TREES.
W. E. WATT.


               Woodman, spare that tree!
                    Touch not a single bough!
               In youth it sheltered me,
                    And I'll protect it now.
Morris.


The monarch oak, the patriarch of the trees,
Shoots rising up, and spreads by slow degrees;
Three centuries he grows, and three he stays
Supreme in state; and in three more decays.
Dryden.


SUNLIGHT and moisture fall upon the earth and find it full of germs of life. At once growths begin each after its own kind. There is such a multitude of them that they have not yet been counted. Each locality has forms peculiar to itself. The places most abundantly watered have different forms from those less favored by rain and dew, and those receiving more heat and sun allow more luxuriant growths than others if the water supply is large.

The business of life and growth is mostly carried on by means of water set in motion and sustained by heat. Those forms of life which reach highest above the surface of the earth are called trees. They are always striving to see what heights they can attain. But the different forms of life have limits set them which they cannot pass. The structure of one tree is limited to carrying its top twenty feet from the ground, that of another is so favored that it can reach twice that height, and others tower high above us and stand for centuries.
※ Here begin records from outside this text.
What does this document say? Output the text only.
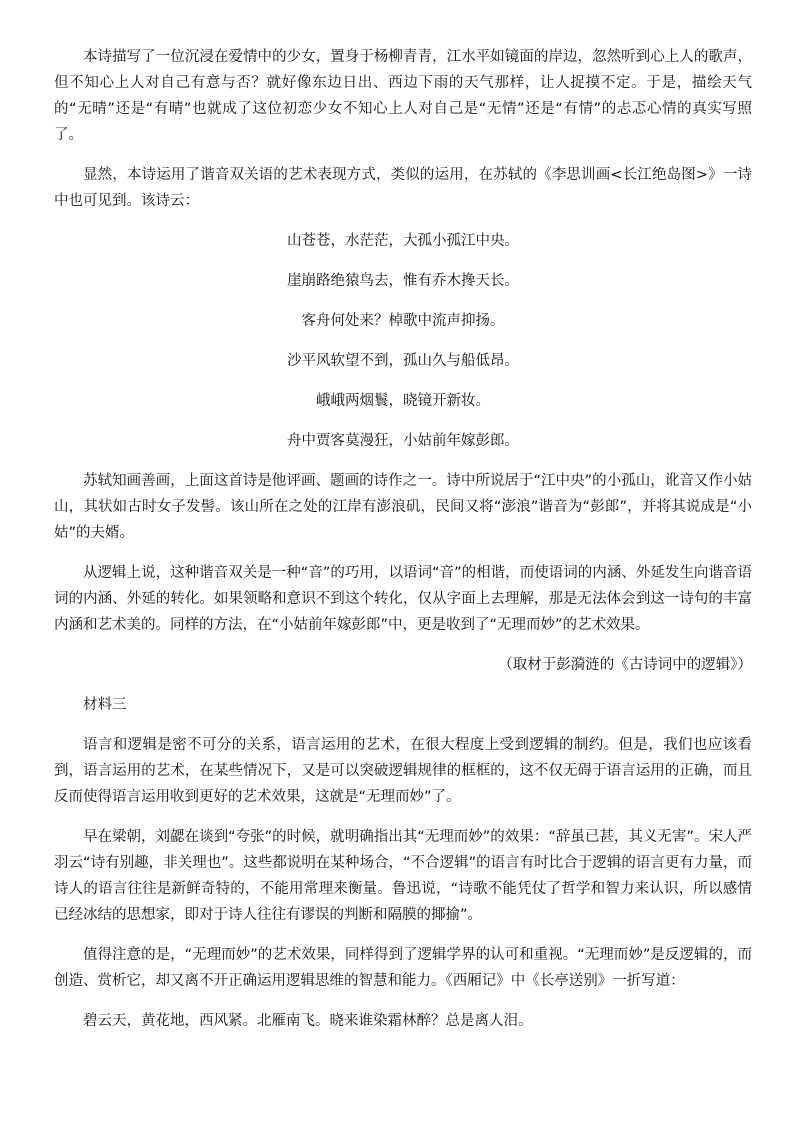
本诗描写了一位沉浸在爱情中的少女，置身于杨柳青青，江水平如镜面的岸边，忽然听到心上人的歌声，但不知心上人对自己有意与否？就好像东边日出、西边下雨的天气那样，让人捉摸不定。于是，描绘天气的“无晴”还是“有晴”也就成了这位初恋少女不知心上人对自己是“无情”还是“有情”的忐忑心情的真实写照了。

显然，本诗运用了谐音双关语的艺术表现方式，类似的运用，在苏轼的《李思训画<长江绝岛图>》一诗中也可见到。该诗云：

山苍苍，水茫茫，大孤小孤江中央。
崖崩路绝猿鸟去，惟有乔木搀天长。
客舟何处来？棹歌中流声抑扬。
沙平风软望不到，孤山久与船低昂。
峨峨两烟鬟，晓镜开新妆。
舟中贾客莫漫狂，小姑前年嫁彭郎。

苏轼知画善画，上面这首诗是他评画、题画的诗作之一。诗中所说居于“江中央”的小孤山，讹音又作小姑山，其状如古时女子发髻。该山所在之处的江岸有澎浪矶，民间又将“澎浪”谐音为“彭郎”，并将其说成是“小姑”的夫婿。

从逻辑上说，这种谐音双关是一种“音”的巧用，以语词“音”的相谐，而使语词的内涵、外延发生向谐音语词的内涵、外延的转化。如果领略和意识不到这个转化，仅从字面上去理解，那是无法体会到这一诗句的丰富内涵和艺术美的。同样的方法，在“小姑前年嫁彭郎”中，更是收到了“无理而妙”的艺术效果。

（取材于彭漪涟的《古诗词中的逻辑》）
材料三

语言和逻辑是密不可分的关系，语言运用的艺术，在很大程度上受到逻辑的制约。但是，我们也应该看到，语言运用的艺术，在某些情况下，又是可以突破逻辑规律的框框的，这不仅无碍于语言运用的正确，而且反而使得语言运用收到更好的艺术效果，这就是“无理而妙”了。

早在梁朝，刘勰在谈到“夸张”的时候，就明确指出其“无理而妙”的效果：“辞虽已甚，其义无害”。宋人严羽云“诗有别趣，非关理也”。这些都说明在某种场合，“不合逻辑”的语言有时比合于逻辑的语言更有力量，而诗人的语言往往是新鲜奇特的，不能用常理来衡量。鲁迅说，“诗歌不能凭仗了哲学和智力来认识，所以感情已经冰结的思想家，即对于诗人往往有谬误的判断和隔膜的揶揄”。

值得注意的是，“无理而妙”的艺术效果，同样得到了逻辑学界的认可和重视。“无理而妙”是反逻辑的，而创造、赏析它，却又离不开正确运用逻辑思维的智慧和能力。《西厢记》中《长亭送别》一折写道：

碧云天，黄花地，西风紧。北雁南飞。晓来谁染霜林醉？总是离人泪。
But the same tree does not flourish with the same vigor in different places. The nourishment of the soil may favor it or poverty dwarf its growth. Moisture and heat must be supplied or the growth will be slight.

I have stood upon the thick tops of cedar trees on high places in the White mountains near the tree-line. Towards the summit the trees diminish in size until they become veritable dwarfs. They are stunted by the cold. They shrink aside or downward trying to find shelter from the angry winds that are so cutting. Diminutive tree trunks are found that have curled themselves into sheltering crannies of rock and grown into such distorted shapes that they are gathered as curiosities.

     

The last trees to give up the fight on Mount Adams are the cedars of which I speak. They hug the rock for the little warmth that may be lurking there in remembrance of the sun's kindly rays; they mat themselves together and interlock their branches so as to form a springy covering to the whole ground. One may lie down upon their tops as upon a piece of upholstery, and in the openings below are rabbits and woodchucks and sometimes bears safely hidden from the view of the hunter.

From these ground-hugging trees of the mountain-tops to the great redwoods of our western slopes the mind passes the entire range of tree life. No trees are so great as our redwoods, though in Australia the eucalyptus reaches higher with a comparatively slender trunk. Where the forests are thickest, and the growth of the trees consequently tallest, the eucalyptus towers sometimes four or five hundred feet towards the sky.

The shrinking of mountain trees where the rock affords some warmth and shelter is shown on a larger scale in the forms of trees that stand at the edge of a forest. Where a stream divides the forest we find the trees upon the bank reaching out their branches and spreading luxuriant foliage over the water, because the open air in that direction helps. the growth of leaves and twigs. Shade trees by the roadside reach out towards the open space of the road and grow one-sided because the conditions of light and air are better over the road than against the buildings or other trees that are behind them.

The prevailing winds of any country bend the trees largely in one direction. In the vicinity of Chicago, where the return trade winds blow day after day from the southwest, we find the willows of the prairie all bending their heads gracefully to the northeast.